The 'terror-offenders register' is meanwhile to be populated by "notification orders". Those convicted of terrorist offences would be required to keep police informed of their current address, and of addresses where he or she is to stay for five nights or over. Offences now classed as terrorism-related include incitement, encouragement, possession of information and providing instruction, with linking to sites and/or possession of widely-available files being sufficient to prove these. So the numbers on the terror register could potentially grow quite rapidly, albeit not for another six years or more.

This register could possibly also be applied to the subjects of control orders; these have been subject to repeated legal challenge, and have also proved embarrassingly unenforceable whenever any of the victims actually decides to escape. Look ma, no tags. That would of course mean the register covering suspects alongside the convicted, but that's what control orders currently cover anyway. Details of what precisely the Government intends to do will however have to wait until the Bill is published. ®

Spookwatch: We think it worth pointing out that despite the claims in Evans' speech of an extensive and pervasive al-Qaeda directed campaign against the UK, not a single one of the terrorism prosecutions (Evans claims 200 scalps here) has produced one single proven and public link to a single controlling al-Qaeda intelligence, even a quite minor one. We accept that MI5 could have information that it is unable to disclose, but all of the time? That is suspicious, and becomes more so as the trials roll on.
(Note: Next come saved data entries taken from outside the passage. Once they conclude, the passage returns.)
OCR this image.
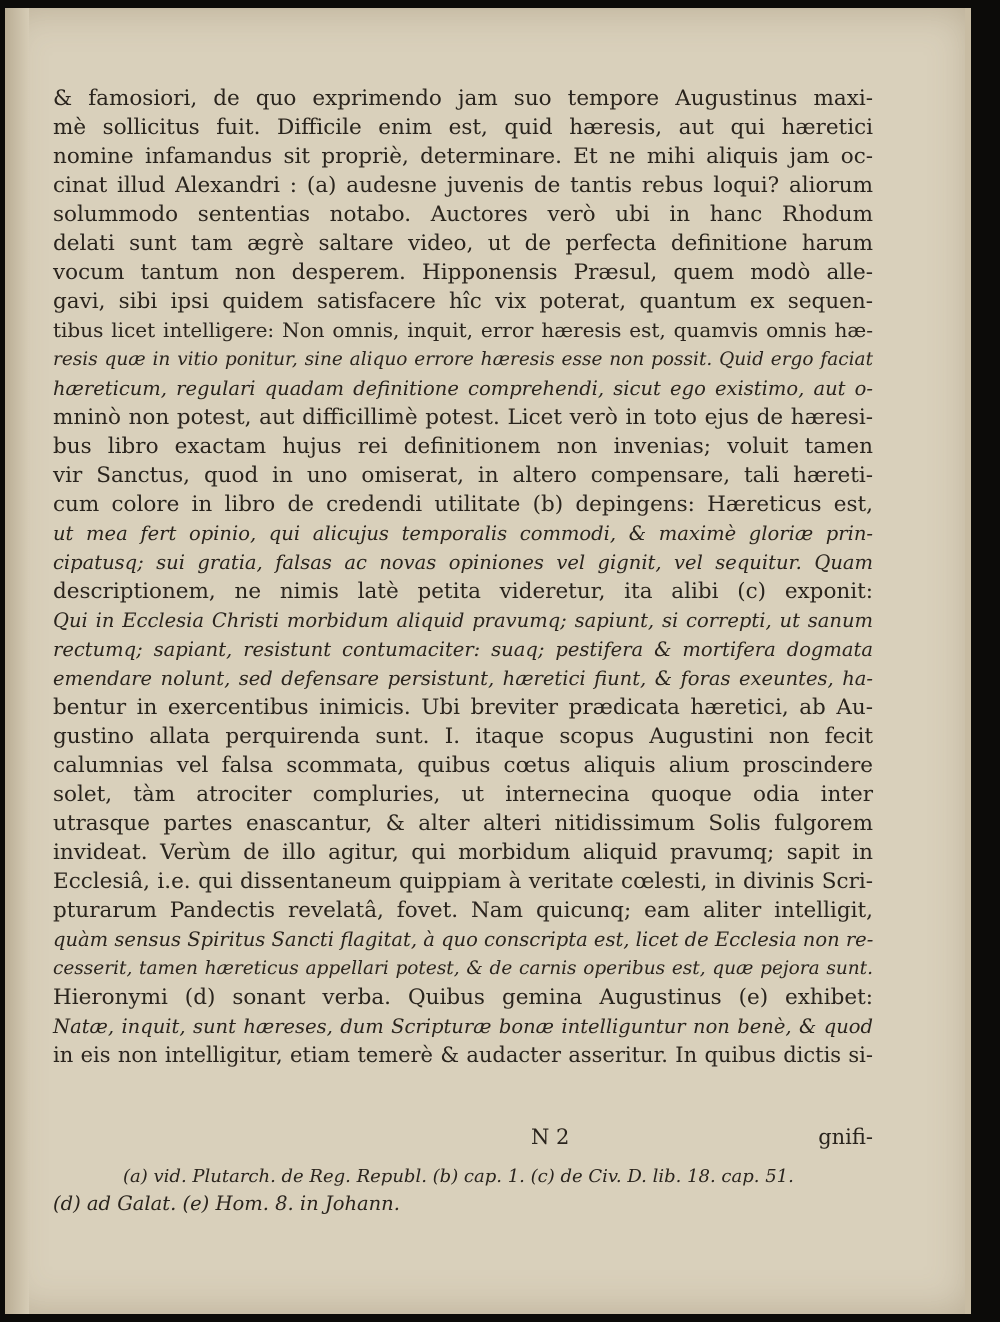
& famosiori, de quo exprimendo jam suo tempore Augustinus maxi-
mè sollicitus fuit. Difficile enim est, quid hæresis, aut qui hæretici
nomine infamandus sit propriè, determinare. Et ne mihi aliquis jam oc-
cinat illud Alexandri : (a) audesne juvenis de tantis rebus loqui? aliorum
solummodo sententias notabo. Auctores verò ubi in hanc Rhodum
delati sunt tam ægrè saltare video, ut de perfecta definitione harum
vocum tantum non desperem. Hipponensis Præsul, quem modò alle-
gavi, sibi ipsi quidem satisfacere hîc vix poterat, quantum ex sequen-
tibus licet intelligere: Non omnis, inquit, error hæresis est, quamvis omnis hæ-
resis quæ in vitio ponitur, sine aliquo errore hæresis esse non possit. Quid ergo faciat
hæreticum, regulari quadam definitione comprehendi, sicut ego existimo, aut o-
mninò non potest, aut difficillimè potest. Licet verò in toto ejus de hæresi-
bus libro exactam hujus rei definitionem non invenias; voluit tamen
vir Sanctus, quod in uno omiserat, in altero compensare, tali hæreti-
cum colore in libro de credendi utilitate (b) depingens: Hæreticus est,
ut mea fert opinio, qui alicujus temporalis commodi, & maximè gloriæ prin-
cipatusq; sui gratia, falsas ac novas opiniones vel gignit, vel sequitur. Quam
descriptionem, ne nimis latè petita videretur, ita alibi (c) exponit:
Qui in Ecclesia Christi morbidum aliquid pravumq; sapiunt, si correpti, ut sanum
rectumq; sapiant, resistunt contumaciter: suaq; pestifera & mortifera dogmata
emendare nolunt, sed defensare persistunt, hæretici fiunt, & foras exeuntes, ha-
bentur in exercentibus inimicis. Ubi breviter prædicata hæretici, ab Au-
gustino allata perquirenda sunt. I. itaque scopus Augustini non fecit
calumnias vel falsa scommata, quibus cœtus aliquis alium proscindere
solet, tàm atrociter compluries, ut internecina quoque odia inter
utrasque partes enascantur, & alter alteri nitidissimum Solis fulgorem
invideat. Verùm de illo agitur, qui morbidum aliquid pravumq; sapit in
Ecclesiâ, i.e. qui dissentaneum quippiam à veritate cœlesti, in divinis Scri-
pturarum Pandectis revelatâ, fovet. Nam quicunq; eam aliter intelligit,
quàm sensus Spiritus Sancti flagitat, à quo conscripta est, licet de Ecclesia non re-
cesserit, tamen hæreticus appellari potest, & de carnis operibus est, quæ pejora sunt.
Hieronymi (d) sonant verba. Quibus gemina Augustinus (e) exhibet:
Natæ, inquit, sunt hæreses, dum Scripturæ bonæ intelliguntur non benè, & quod
in eis non intelligitur, etiam temerè & audacter asseritur. In quibus dictis si-
N 2	gnifi-
(a) vid. Plutarch. de Reg. Republ. (b) cap. 1. (c) de Civ. D. lib. 18. cap. 51.
(d) ad Galat. (e) Hom. 8. in Johann.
And we shouldn't let an alleged Evans' biographical update pass unnoticed. Effectively, it's a denial. Former IRA informer Kevin Fulton claims that Evans was "Bob", his controller. Bob, says Fulton, helped him go to the US in order to buy infra-red controllers for IRA bombs. These would be sabotaged so that the IRA's bombs wouldn't go off. So long as the IRA didn't fix them first. According to the Times, however, the bio update is intended to rule this out, and the paper reports that although security sources confirm he worked on Irish counter-terrorism, he has "never lived or served in Northern Ireland." The text of the bio currently on the MI5 site still leaves plenty of space for unorthodox covert activities to be fitted in, but we trust it will be updated.